水聲嘩嘩中,她聽見哥哥輕輕“哦”了一聲,再無下文。

夜深人靜,沈昭月點亮油燈,鋪開信紙。

筆尖懸在紙上許久,才落下第一個字。

“哥哥見字如麵,當你看見這封信的時候……”

信寫得很短。

她隻說要去京城了結一樁舊事,讓哥哥不要尋她。

寫完後,她將信壓在藥碾下,開始收拾行囊。

幾件換洗衣物,母親留下的玉簪,快刀張給的令牌,新打的柳葉鏢……

她的動作很輕,生怕驚動隔壁的沈憐。

最後,她從床底拖出一個小木箱。

這是她偷偷準備的“毒囊”,裏麵裝著這些日子從哥哥藥櫃裏順來的各種毒粉。

月上枝頭時,沈昭月換上一身男裝,將長發束起,銅鏡中映出一張陌生的臉。

膚色微黑,眉眼堅毅,活脫脫一個少年郎。

“裴燼舟……”

她對著鏡中的自己低語。

“你最好別死得太容易。”

寅時三刻,藥鋪的後門輕輕打開又合上,一道靈活的人影朝著京城方向而去。

從小鎮到京城的馬車足足趕了一天一夜,天亮時分,馬車才堪堪抵達城門口。

“公子,京城到了。”

車夫勒停了馬車,提醒道。

沈昭月撩開車簾,隻看見京城一如既往的車水馬龍,商鋪林立。

她餘光瞥見了城牆上貼著的告示,風吹日曬之下,告示的一角已經卷曲發黃。

“大哥,就在這裏停吧。”

沈昭月跳下了馬車,站在那張求醫告示前。

“淮陰侯裴燼舟,中毒昏迷,廣征天下名醫...”

手指觸到告示紙麵時,沈昭月隻覺得五味雜陳。

過往的記憶如潮水般湧來,父親的被冤斬首,母親的中毒身亡,還有裴燼舟一次又一次的推諉……

“這位公子可是懂醫術?”

身後傳來一個蒼老的聲音。

沈昭月轉身,看見一位須發皆白的老者正打量著她。

“略通皮毛。”

她壓低聲音,刻意模仿哥哥說話時的沉穩語調。

“家兄乃神醫穀傳人,因故不能前來,特命我代為應征。”

老者眼睛一亮。

“可是那位能起死回生的‘金針林’?”

沈昭月心頭一跳。

哥哥在神醫穀時的名號竟傳到了京城?

她不動聲色地點頭:“正是家兄。”

老者熱情地拉住她的袖子,眼裏滿是惜才之意。

“老朽乃太醫院退休禦醫,久聞令兄大名。侯爺病情古怪,老朽願為公子引薦。
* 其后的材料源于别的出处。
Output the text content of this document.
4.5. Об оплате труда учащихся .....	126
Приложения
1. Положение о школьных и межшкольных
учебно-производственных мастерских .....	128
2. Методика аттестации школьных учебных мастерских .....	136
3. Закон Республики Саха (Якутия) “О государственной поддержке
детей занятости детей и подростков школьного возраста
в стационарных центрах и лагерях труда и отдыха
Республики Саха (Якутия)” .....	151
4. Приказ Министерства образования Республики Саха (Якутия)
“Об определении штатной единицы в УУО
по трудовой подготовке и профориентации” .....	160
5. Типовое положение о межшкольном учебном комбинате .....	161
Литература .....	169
”

沈昭月跟著老者穿過繁華的街市,心跳越來越快。

腰間的柳葉鏢隨著步伐輕輕晃動,仿佛在提醒她此行的目的。

淮陰侯府朱紅色的大門緊閉,兩側站著披甲侍衛,所在的街道與別處透著格格不入的寂靜。

老者對著侍衛出示了太醫院的牌子,這才上前叩門,銅環撞擊聲很快引來了管家。

他比起月前整個人都蒼老了許多,開門時目光在沈昭月身上掃過,眉頭皺得更近。

“又是來治病的?年級那麽輕,可有引薦?”

老者連忙拱手。

“老夫是太醫院的太醫,上個月還為侯爺請過平安脈,這位是神醫穀‘金針林’的師弟,醫術精湛...”

管家聞言,有些狐疑地打量沈昭月。

“神醫穀的人神龍見首不見尾,救人全看緣分,你們空口白牙一張嘴,可有憑證?”

沈昭月從懷中取出一塊木牌。

這是她精心仿製的木牌,正麵刻著神醫穀獨有的紋理,背麵則是“懸壺濟世”四個字。

管家接過木牌反複查看,臉色稍稍緩和。

“進來吧,侯爺病情複雜,不管醫治的結果如何,至少不會降罪於你們。”

管家側身讓出一條路。

“這幾日前來應征的郎中不下二十人,沒一個能看出門道。”

穿過重重庭院,沈昭月的手心不由自主地沁出冷汗。

侯府的布局與記憶中分毫不差,就連回廊轉角那些花木的位置都沒變。

真要是有變動,便是府裏沒聽見裴惜綰跋扈的聲音,每個下人都是一副沉默寡言的模樣。

“到了。”

管家在主院的廂房前停步。

“勞煩您先在此等候,前頭還有三位大夫在排隊。”

廂房裏已坐著幾位郎中,有人翻看醫書,有人閉目養神。

沈昭月選了最角落的位置坐下,思索著人多眼雜該如何下手。

“聽說侯爺中的是西域奇毒‘綿綿蠱’。”

鄰座一位山羊胡老者低聲道。

“太醫院用了各種解毒丹,連以毒攻毒的法子都試了,卻隻能緩解,始終無法根治。諸位可有高招?”

沈昭月心頭一動。

她曾經聽哥哥提過這個毒,“綿綿蠱”中毒後會封住人的內力,不能動武。

而每每強行運功就會損傷心脈,長此以往必會陷入昏迷,甚至一命嗚呼。

而裴燼舟是在朝武官,不能動武等於大大削尖了他對皇帝的價值。

皇帝想來也舍不得失去一把那麽好用的刀,這才遍尋名醫。

哥哥說過,這毒倒是能解,需以金針引毒,輔以特殊手法...…

“下一位!”

管家的聲音打斷了她的思緒。

內室光線昏暗,濃重的藥味中混著一絲若有若無的血腥氣。

床榻上的人影被紗帳遮擋,隻能隱約看出輪廓。

沈昭月的腳步不自覺地放慢,耳畔都是心在胸膛劇烈的跳動聲。

“請速診脈,侯爺受不得風。”

管家掀起紗帳一角,露出裴燼舟蒼白如紙的臉。

沈昭月的手指懸在半空,一時竟不敢觸碰。

他憔悴消瘦了不少,眉宇間的戾氣被病痛軟化,反而顯出幾分年少時的清朗。

她深吸一口氣,將指尖搭在他的腕上。

脈搏微弱而紊亂,確實是“綿綿蠱”的症狀。